Explain how to add, subtract, multiply, and divide in scientific notation.
Adding and subtracting in scientific notation:
To add or subtract numbers written in scientific notation, you need to make sure the exponents are the same. Once you have the same exponents, you can simply add or subtract the coefficients.
1. Start by identifying the two numbers you want to add or subtract in scientific notation. For example, let's say we have 2.5 x 10^4 and 3.8 x 10^3.
2. Adjust the exponents so they are the same. In this case, we can rewrite 3.8 x 10^3 as 0.38 x 10^4. Now both numbers have 10^4 as the exponent.
3. Once you have the same exponents, you can add or subtract the coefficients. In our example, we would add 2.5 + 0.38 = 2.88.
4. The final step is to rewrite the sum or difference in scientific notation by keeping the same exponent. In our example, the answer would be 2.88 x 10^4.
Multiplying in scientific notation:
To multiply numbers written in scientific notation, you need to multiply the coefficients and add the exponents.

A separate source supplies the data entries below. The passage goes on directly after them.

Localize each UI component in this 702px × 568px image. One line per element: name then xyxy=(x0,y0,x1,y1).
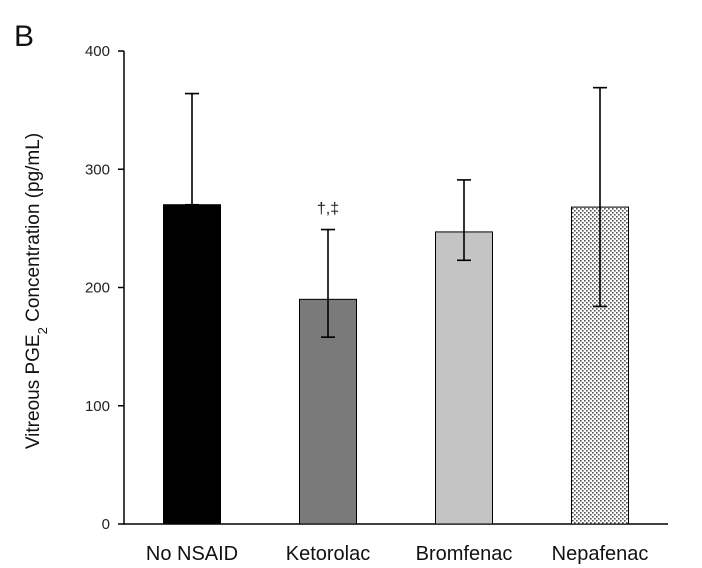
error-bar xyxy=(457,179,471,262)
y-tick-label: 100 xyxy=(85,398,110,415)
error-bar xyxy=(185,92,199,206)
significance-annotation: †,‡ xyxy=(317,201,339,218)
y-ticks: 0 100 200 300 400 xyxy=(85,43,124,533)
x-tick-label: Nepafenac xyxy=(552,543,649,565)
x-tick-label: Ketorolac xyxy=(286,543,371,565)
annotations: †,‡ xyxy=(317,201,339,218)
y-tick-label: 400 xyxy=(85,43,110,60)
x-tick-label: Bromfenac xyxy=(416,543,513,565)
error-bar xyxy=(593,86,607,308)
bar-bromfenac xyxy=(435,231,493,525)
x-tick-labels: No NSAID Ketorolac Bromfenac Nepafenac xyxy=(146,543,649,565)
y-tick-label: 300 xyxy=(85,161,110,178)
y-axis-label: Vitreous PGE2 Concentration (pg/mL) xyxy=(23,133,50,449)
bar-no-nsaid xyxy=(163,204,221,525)
x-tick-label: No NSAID xyxy=(146,543,238,565)
error-bars xyxy=(185,86,607,338)
panel-label: B xyxy=(14,20,34,53)
error-bar xyxy=(321,228,335,338)
bars xyxy=(163,204,629,525)
y-tick-label: 200 xyxy=(85,280,110,297)
y-tick-label: 0 xyxy=(102,516,110,533)
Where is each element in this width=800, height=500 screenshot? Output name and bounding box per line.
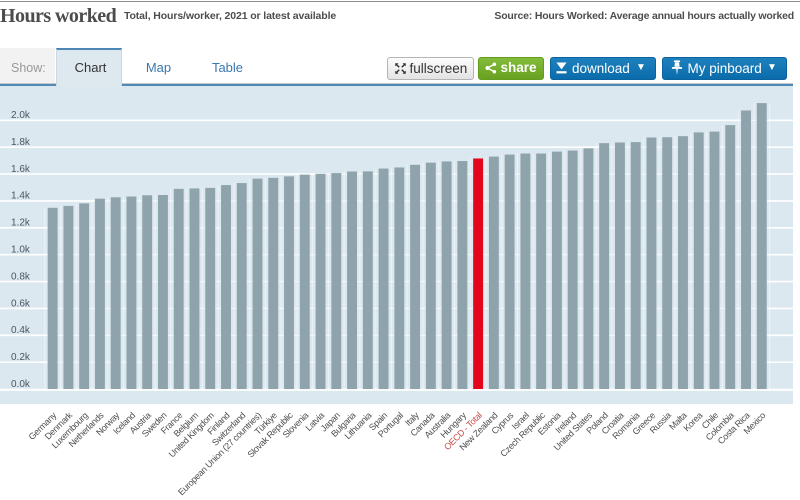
svg-text:0.6k: 0.6k: [11, 298, 31, 309]
svg-text:0.0k: 0.0k: [11, 379, 31, 390]
svg-text:1.2k: 1.2k: [11, 218, 31, 229]
svg-text:0.2k: 0.2k: [11, 352, 31, 363]
svg-text:1.0k: 1.0k: [11, 245, 31, 256]
svg-text:2.0k: 2.0k: [11, 110, 31, 121]
svg-text:1.6k: 1.6k: [11, 164, 31, 175]
svg-text:1.8k: 1.8k: [11, 137, 31, 148]
svg-text:0.4k: 0.4k: [11, 325, 31, 336]
svg-text:1.4k: 1.4k: [11, 191, 31, 202]
svg-text:0.8k: 0.8k: [11, 271, 31, 282]
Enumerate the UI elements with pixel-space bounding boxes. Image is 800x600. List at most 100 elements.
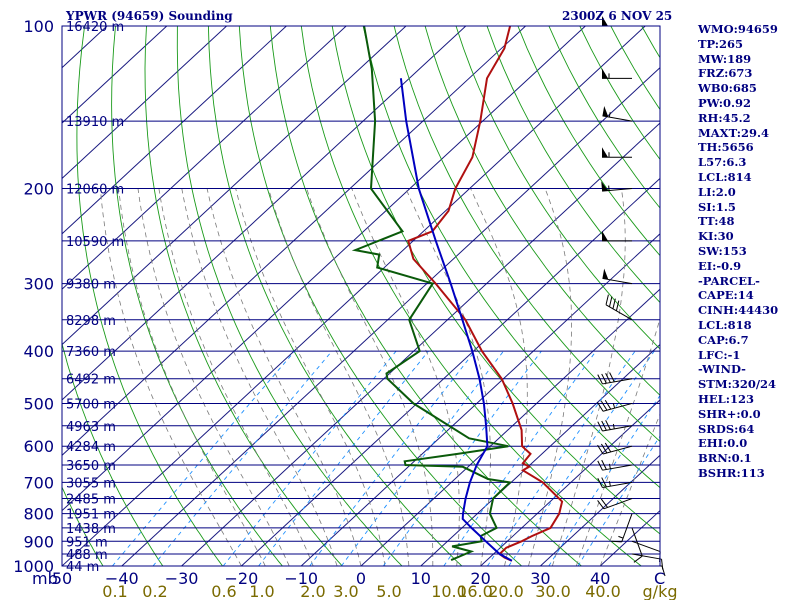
index-item: PW:0.92 [698, 95, 752, 110]
pressure-tick-label: 400 [23, 342, 54, 361]
index-item: SI:1.5 [698, 199, 736, 214]
wind-barb-flag [608, 296, 613, 307]
height-label: 13910 m [66, 115, 124, 130]
height-label: 1951 m [66, 508, 116, 523]
index-item: MAXT:29.4 [698, 125, 769, 140]
dry-adiabat-line [331, 26, 660, 535]
index-item: WB0:685 [698, 81, 757, 96]
height-label: 3055 m [66, 476, 116, 491]
mixing-ratio-label: 0.2 [142, 582, 167, 600]
moist-adiabat-line [528, 188, 572, 566]
height-label: 488 m [66, 548, 108, 563]
temperature-tick-label: 20 [470, 569, 490, 588]
isotherm-line [62, 26, 467, 401]
wind-barb-flag [597, 500, 605, 510]
mixing-ratio-label: 30.0 [535, 582, 571, 600]
index-item: TH:5656 [698, 140, 754, 155]
wind-barb-pennant [602, 230, 608, 241]
index-item: TT:48 [698, 214, 735, 229]
wind-barb [602, 268, 633, 285]
isotherm-line [420, 343, 660, 566]
isotherm-line [480, 399, 660, 566]
wind-barb-flag [597, 460, 603, 471]
wind-barb [602, 68, 632, 79]
isotherm-line [241, 177, 660, 566]
mixing-ratio-line [508, 350, 655, 566]
wind-barb-staff [621, 513, 633, 543]
temperature-tick-label: −40 [105, 569, 139, 588]
wind-barb [597, 459, 633, 471]
mixing-ratio-label: g/kg [643, 582, 678, 600]
wind-barb [631, 553, 664, 570]
wind-barb [597, 420, 633, 432]
height-label: 6492 m [66, 373, 116, 388]
wind-barb-flag [633, 555, 643, 563]
temperature-trace [407, 26, 564, 562]
station-title: YPWR (94659) Sounding [65, 9, 233, 23]
wind-barb-pennant [602, 68, 608, 79]
wind-barb-half-flag [608, 463, 611, 469]
height-label: 4963 m [66, 420, 116, 435]
wind-barb-staff [602, 445, 633, 455]
wind-barb-flag [600, 498, 608, 508]
mixing-ratio-label: 5.0 [376, 582, 401, 600]
isotherm-line [62, 26, 586, 512]
index-item: RH:45.2 [698, 110, 751, 125]
wind-barb-flag [604, 399, 612, 410]
wind-barb-flag [605, 294, 609, 305]
moist-adiabat-line [158, 188, 314, 566]
wind-barb-flag [597, 374, 603, 385]
wind-barb-staff [602, 115, 633, 122]
height-label: 7360 m [66, 345, 116, 360]
height-label: 44 m [66, 560, 99, 575]
mixing-ratio-label: 1.0 [249, 582, 274, 600]
isotherm-line [62, 26, 168, 124]
mixing-ratio-label: 20.0 [488, 582, 524, 600]
wind-barb-flag [597, 421, 603, 432]
temperature-tick-label: −20 [225, 569, 259, 588]
pressure-tick-label: 900 [23, 532, 54, 551]
index-item: LFC:-1 [698, 347, 741, 362]
index-item: EI:-0.9 [698, 258, 742, 273]
moist-adiabat-line [552, 188, 626, 566]
index-item: LI:2.0 [698, 184, 736, 199]
isotherm-line [62, 26, 526, 456]
index-item: -WIND- [698, 362, 746, 377]
index-item: L57:6.3 [698, 155, 747, 170]
wind-barb-staff [602, 481, 633, 489]
mixing-ratio-label: 40.0 [585, 582, 621, 600]
wind-barb-staff [631, 553, 662, 560]
index-item: SHR+:0.0 [698, 406, 761, 421]
plot-frame [61, 25, 661, 567]
index-item: LCL:818 [698, 317, 752, 332]
thermodynamic-grid [62, 26, 660, 566]
wind-barb-pennant [602, 106, 609, 117]
index-item: SRDS:64 [698, 421, 755, 436]
wind-barb-flag [611, 540, 622, 543]
index-item: STM:320/24 [698, 377, 777, 392]
mixing-ratio-label: 10.0 [431, 582, 467, 600]
wind-barb-flag [601, 373, 607, 384]
wind-barb-half-flag [618, 535, 624, 539]
height-label: 4284 m [66, 440, 116, 455]
isotherm-line [62, 26, 646, 566]
index-item: HEL:123 [698, 391, 754, 406]
mixing-ratio-line [548, 394, 660, 566]
wind-barb [597, 477, 633, 489]
wind-barb-staff [602, 402, 633, 412]
temperature-tick-label: 30 [530, 569, 550, 588]
moist-adiabat-line [405, 188, 491, 566]
temperature-tick-label: −10 [284, 569, 318, 588]
height-label: 951 m [66, 535, 108, 550]
wind-barb-flag [612, 298, 616, 309]
mixing-ratio-line [258, 350, 429, 566]
wind-barb [597, 399, 633, 412]
wind-barb [597, 442, 633, 455]
index-item: LCL:814 [698, 169, 752, 184]
isotherm-line [300, 233, 660, 566]
pressure-tick-label: 200 [23, 180, 54, 199]
wind-barb-flag [615, 300, 620, 311]
wind-barb-flag [600, 401, 608, 411]
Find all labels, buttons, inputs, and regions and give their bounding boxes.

1. Take the two numbers you want to multiply in scientific notation. Let's say we have 2.7 x 10^3 and 1.5 x 10^2.
2. Multiply the coefficients: 2.7 * 1.5 = 4.05.
3. Add the exponents: 10^3 * 10^2 = 10^(3+2) = 10^5.
4. Rewrite the answer in scientific notation by keeping the same coefficient and the new exponent. In our example, the product would be 4.05 x 10^5.
Dividing in scientific notation:
To divide numbers written in scientific notation, you need to divide the coefficients and subtract the exponents.
1. Take the two numbers you want to divide in scientific notation. For example, let's consider 8.1 x 10^7 divided by 3 x 10^2.
2. Divide the coefficients: 8.1 / 3 ≈ 2.7.
3. Subtract the exponents: 10^7 / 10^2 = 10^(7-2) = 10^5.
4. Rewrite the answer in scientific notation by keeping the same coefficient and the new exponent. In our example, the quotient would be 2.7 x 10^5.